C’est la période de la grande migration Afro-Américaine vers le midwest, le prologue vous le fera bien savoir. Dès l’une des premières scènes, le duel symbolique des deux personnages se présente sans un mot, avec Levee qui pique lors d’un court instant les feux des projecteurs sur un solo de trompette. Ce dernier jouant dans son groupe s’attirant ainsi son
antipathie, c’est par la suite dans le studio d’enregistrement que tout va se régler et en grande partie dans la pièce de répétition des musiciens. Si ces scènes ne font pas avancer l’histoire, elles nous en apprennent beaucoup sur les personnages et leurs passés. Qu’il s'agisse de Levee, Cutler ou encore Toledo, tous ont une histoire à raconter sur leurs passés, leurs aspirations ou leurs rêves. Seul Slow Drag sera le plus discret du casting se contentant de commenter. Dans cette pièce les personnages se confient sur leur conditions de noirs des années ‘20 dans une Afro-Amérique fragile naissante. On peut deviner rien qu'à l'ambiance, les ghettos qui se sont formés, la désillusion du peuple noir auto-déporté vers de fausses promesses dans le nord des Etats-Unis, vers ce qu’ils espéraient être un meilleur destin, la symbolique sera poussée vers sa matérialité au travers de la porte...

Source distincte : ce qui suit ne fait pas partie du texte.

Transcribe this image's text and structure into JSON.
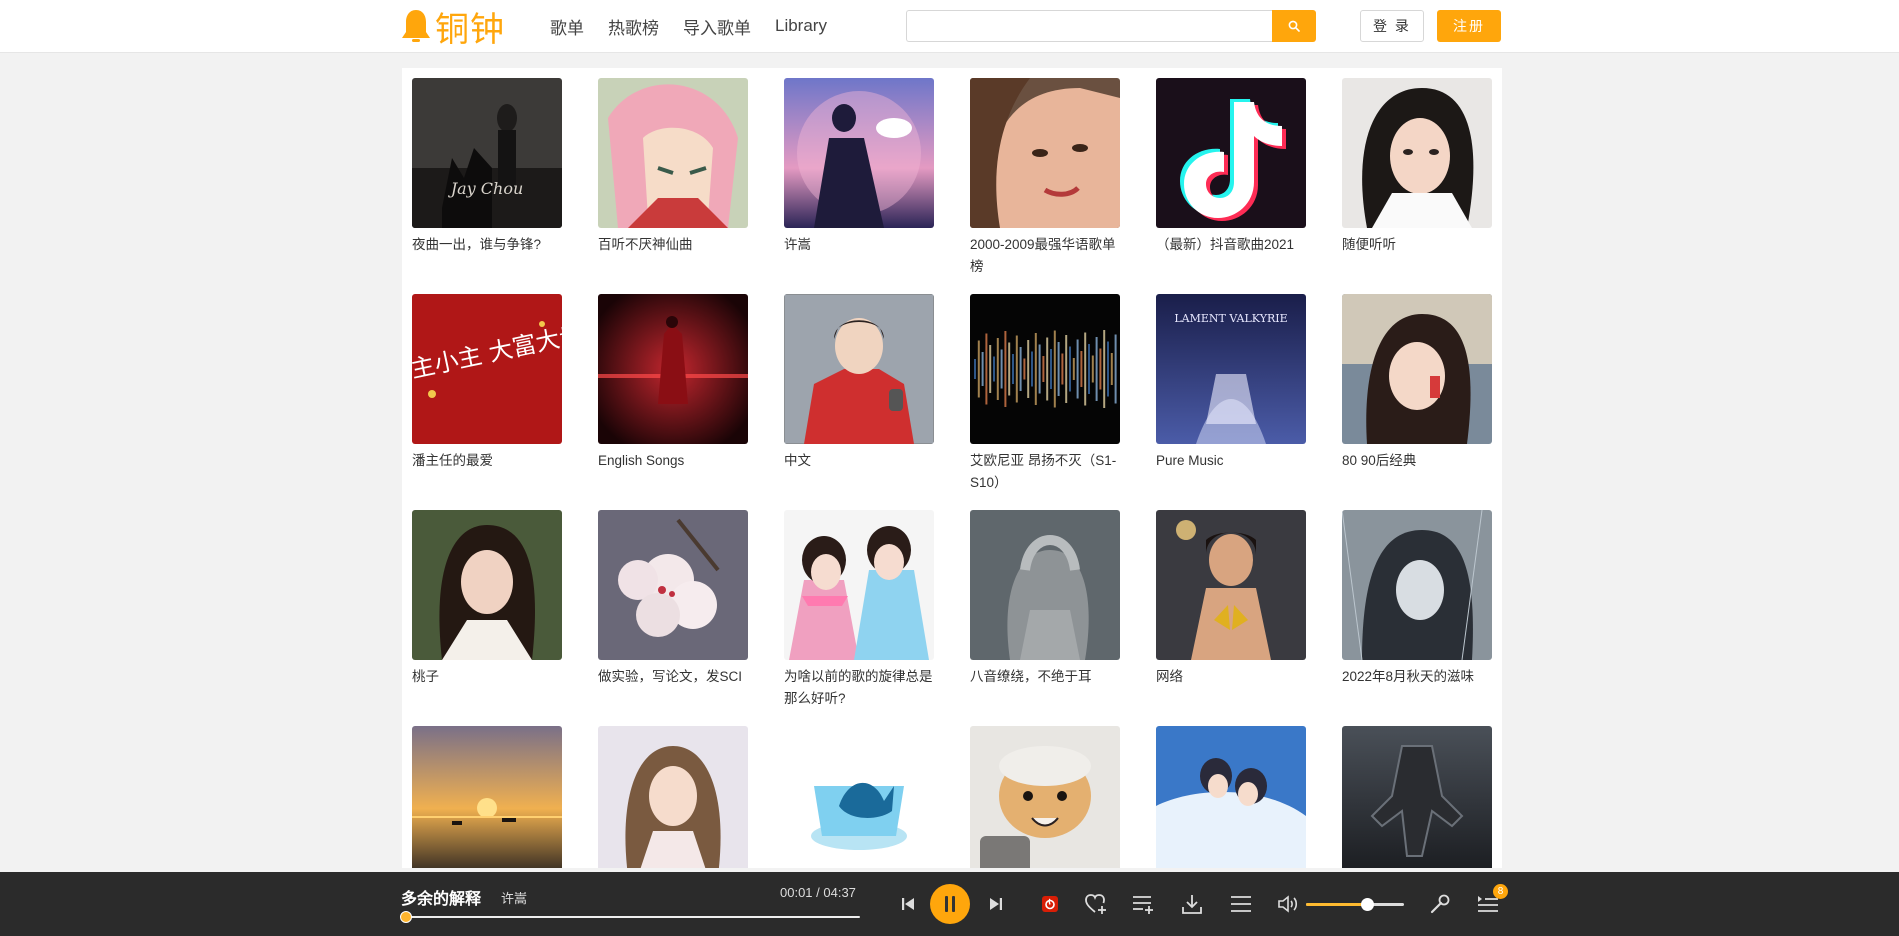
{
  "header": {
    "logo_text": "铜钟",
    "nav": [
      "歌单",
      "热歌榜",
      "导入歌单",
      "Library"
    ],
    "search": {
      "value": "",
      "placeholder": ""
    },
    "login_label": "登 录",
    "register_label": "注册"
  },
  "playlists": [
    {
      "title": "夜曲一出，谁与争锋?",
      "cover_text": "Jay Chou"
    },
    {
      "title": "百听不厌神仙曲"
    },
    {
      "title": "许嵩"
    },
    {
      "title": "2000-2009最强华语歌单榜"
    },
    {
      "title": "（最新）抖音歌曲2021"
    },
    {
      "title": "随便听听"
    },
    {
      "title": "潘主任的最爱",
      "cover_text": "小主小主 大富大贵"
    },
    {
      "title": "English Songs"
    },
    {
      "title": "中文"
    },
    {
      "title": "艾欧尼亚 昂扬不灭（S1-S10）"
    },
    {
      "title": "Pure Music",
      "cover_text": "LAMENT VALKYRIE"
    },
    {
      "title": "80 90后经典"
    },
    {
      "title": "桃子"
    },
    {
      "title": "做实验，写论文，发SCI"
    },
    {
      "title": "为啥以前的歌的旋律总是那么好听?"
    },
    {
      "title": "八音缭绕，不绝于耳"
    },
    {
      "title": "网络"
    },
    {
      "title": "2022年8月秋天的滋味"
    },
    {
      "title": ""
    },
    {
      "title": ""
    },
    {
      "title": ""
    },
    {
      "title": ""
    },
    {
      "title": ""
    },
    {
      "title": ""
    }
  ],
  "player": {
    "song_title": "多余的解释",
    "artist": "许嵩",
    "time": "00:01 / 04:37",
    "progress": 0.004,
    "volume": 0.62,
    "queue_count": "8"
  },
  "colors": {
    "accent": "#ffa60c",
    "player_bg": "#2b2b2b"
  },
  "icons": [
    "bell-logo-icon",
    "search-icon",
    "prev-icon",
    "pause-icon",
    "next-icon",
    "netease-icon",
    "like-icon",
    "add-to-list-icon",
    "download-icon",
    "playlist-icon",
    "volume-icon",
    "settings-icon",
    "queue-icon"
  ]
}
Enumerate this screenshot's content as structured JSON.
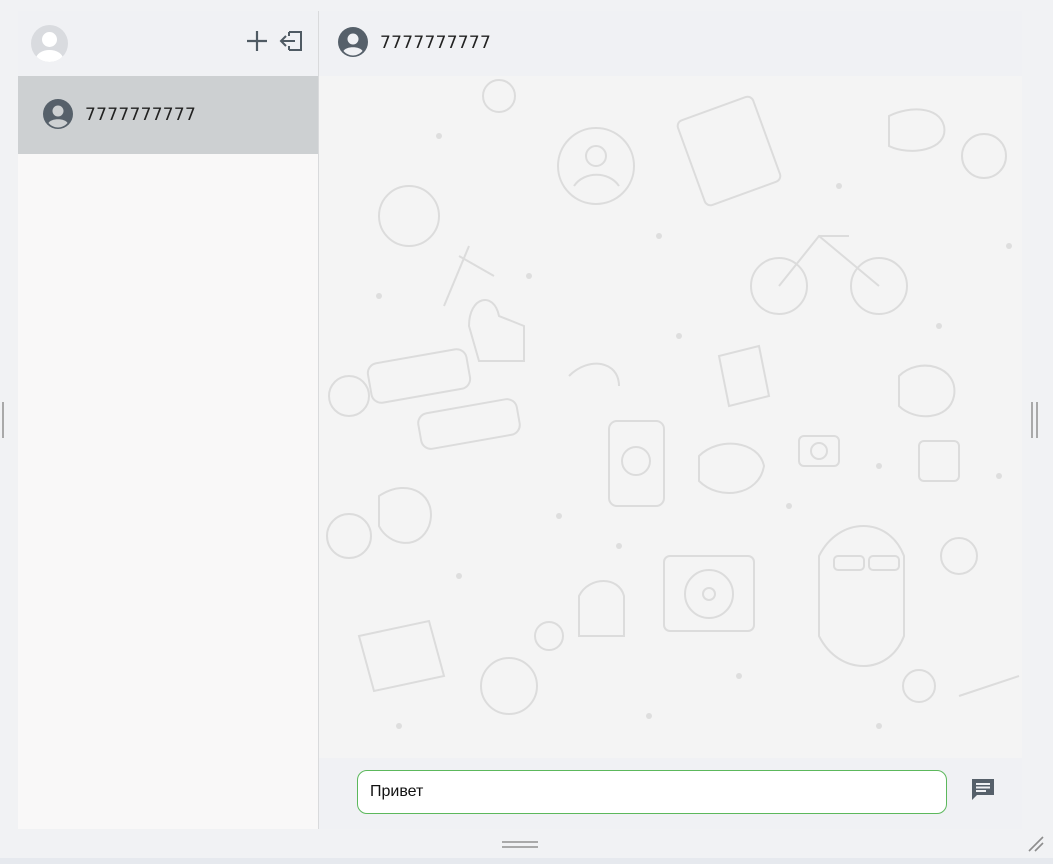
{
  "sidebar": {
    "icons": {
      "avatar": "user-avatar-placeholder",
      "new_chat": "plus-icon",
      "logout": "logout-icon"
    },
    "chats": [
      {
        "name": "7777777777",
        "icon": "user-circle-icon",
        "active": true
      }
    ]
  },
  "chat": {
    "header_name": "7777777777",
    "input_value": "Привет",
    "send_icon": "message-send-icon"
  },
  "colors": {
    "active_chat": "#cdd0d2",
    "input_border": "#5cb85c",
    "icon": "#4f5a63",
    "header_bg": "#f0f1f4"
  }
}
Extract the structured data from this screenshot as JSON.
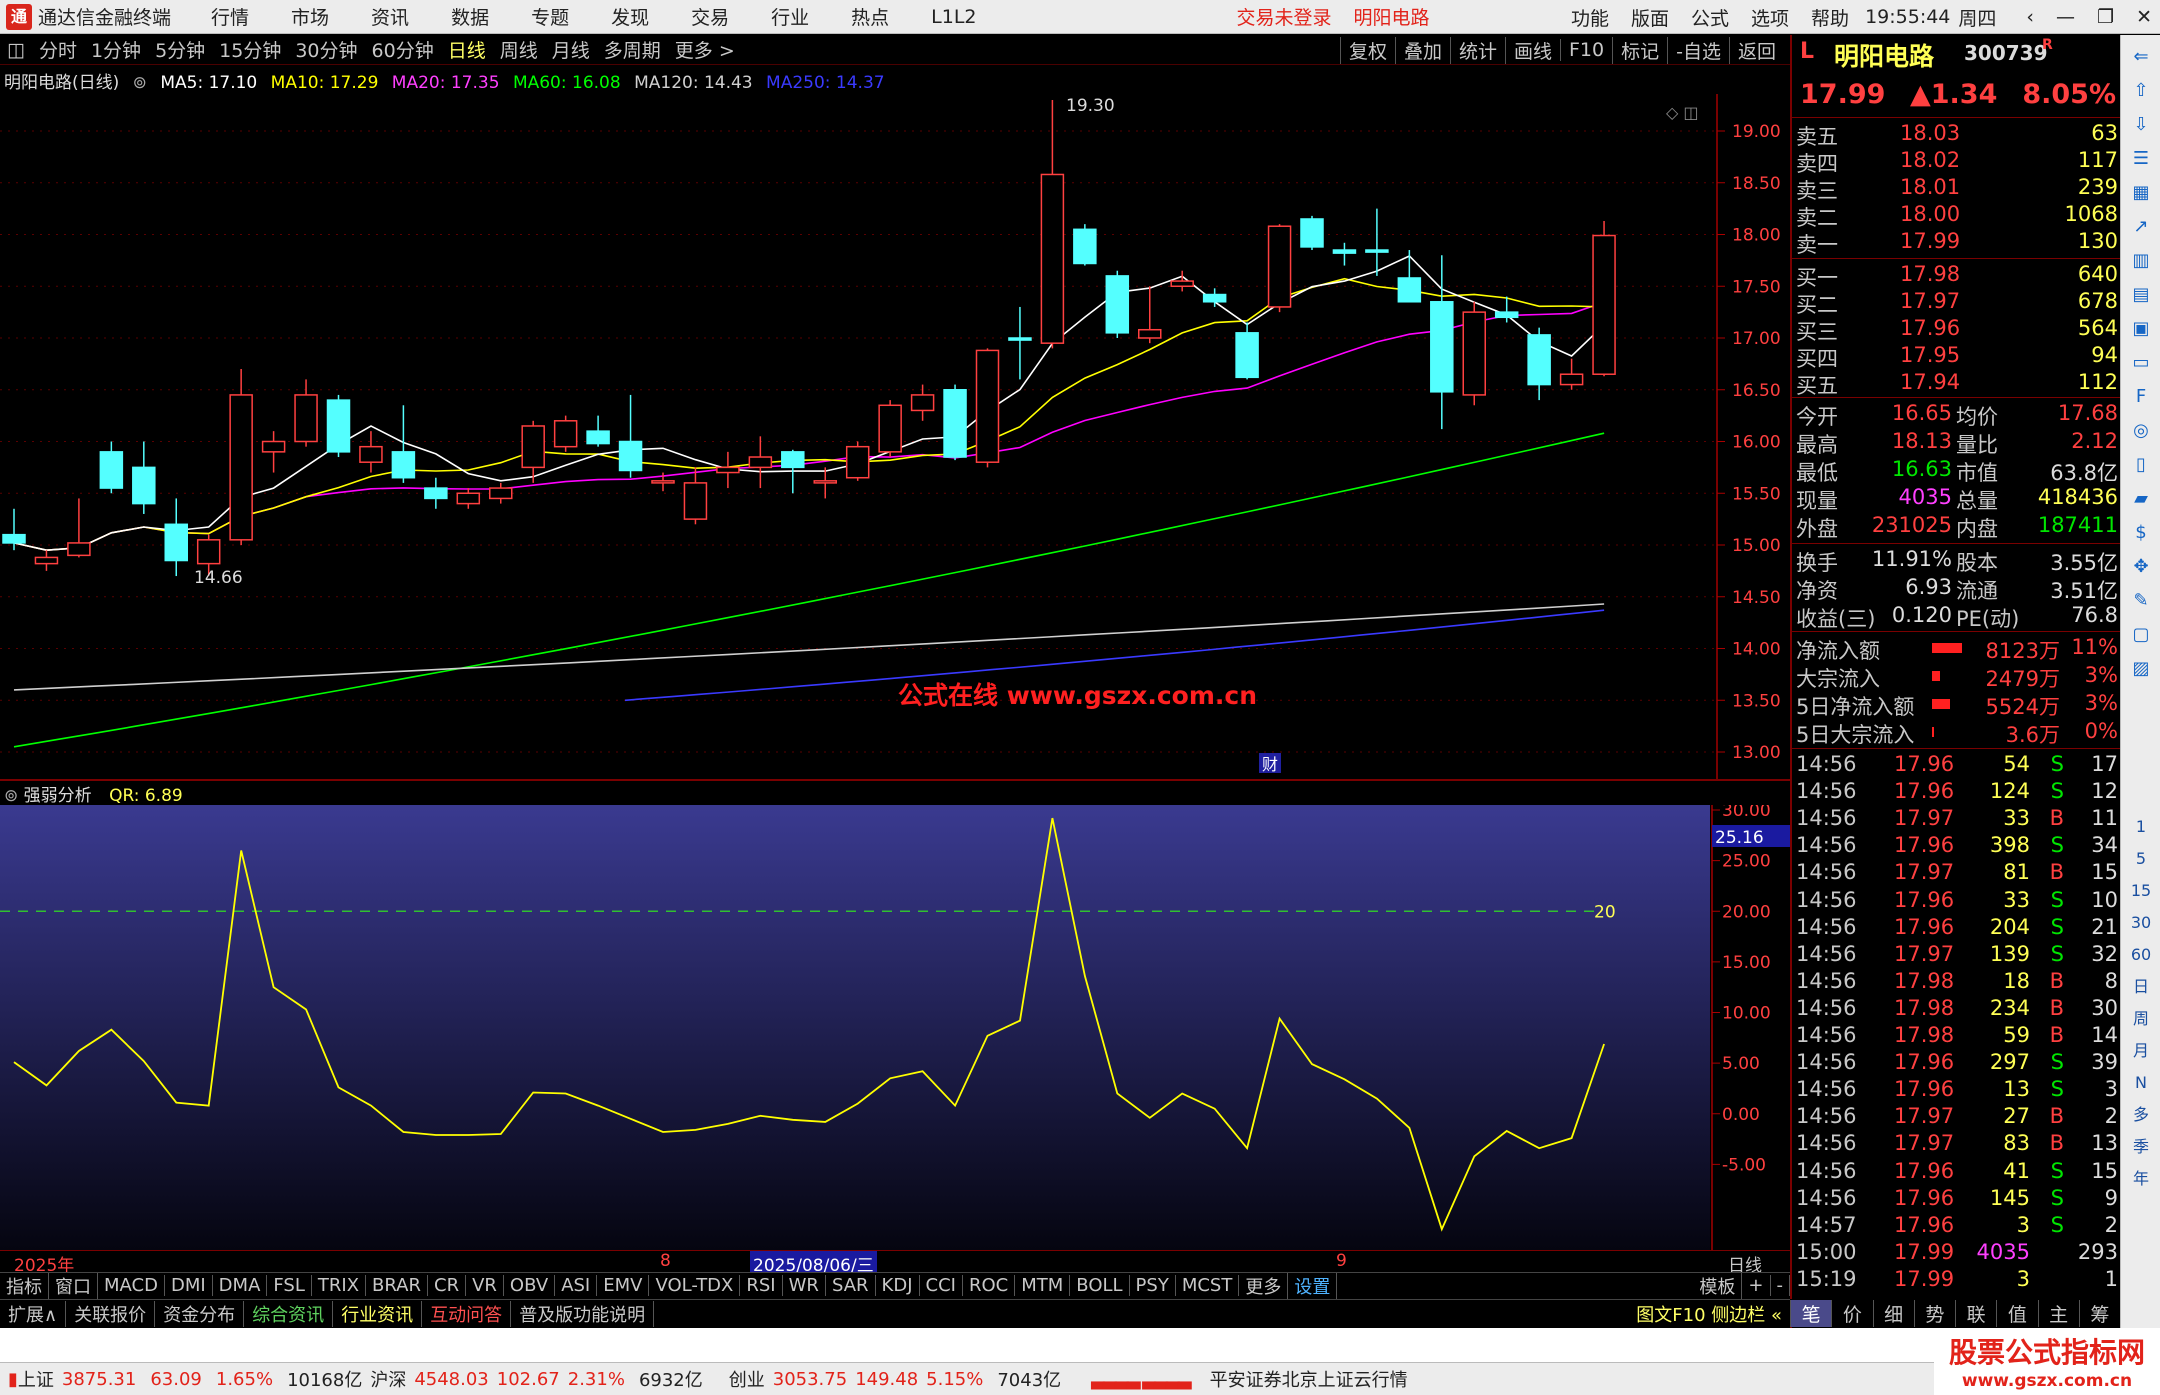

C’est dans un pareil contexte que Ma Rainey pense chaque mot, chaque note et conserve son intégrité, là où Levee par soif de reconnaissance et de renouveau est près à se compromettre. Car elle sait que si elle ne joue pas selon ses propres règles elle se fera marcher dessus. Là aussi la symbolique sera portée à l’écran, rendant jusque dans l'irréelle sa conclusion qui surprendra le spectateur non-avisé. Celle-ci paraît inopinée, alors que dans cette grille de lecture elle a toute sa place, bien qu’on aurait pu s’en passer.


C’est un drame qui vous sera raconté, pas autre chose, et c’est dans ce drame que va suivre celui de Chadwick Boseman. Tel un Ledger, dans la peau du joker, Chadwich habitera chaque “molécule” de peau de son personnage dans une grandiose performance d’acting. Autant Viola Davis est la figure de proue de ce récit, magistral, autant Chadwich en est le gouvernail, donnant la direction et le ton, là où Ma le rappelle à l’ordre.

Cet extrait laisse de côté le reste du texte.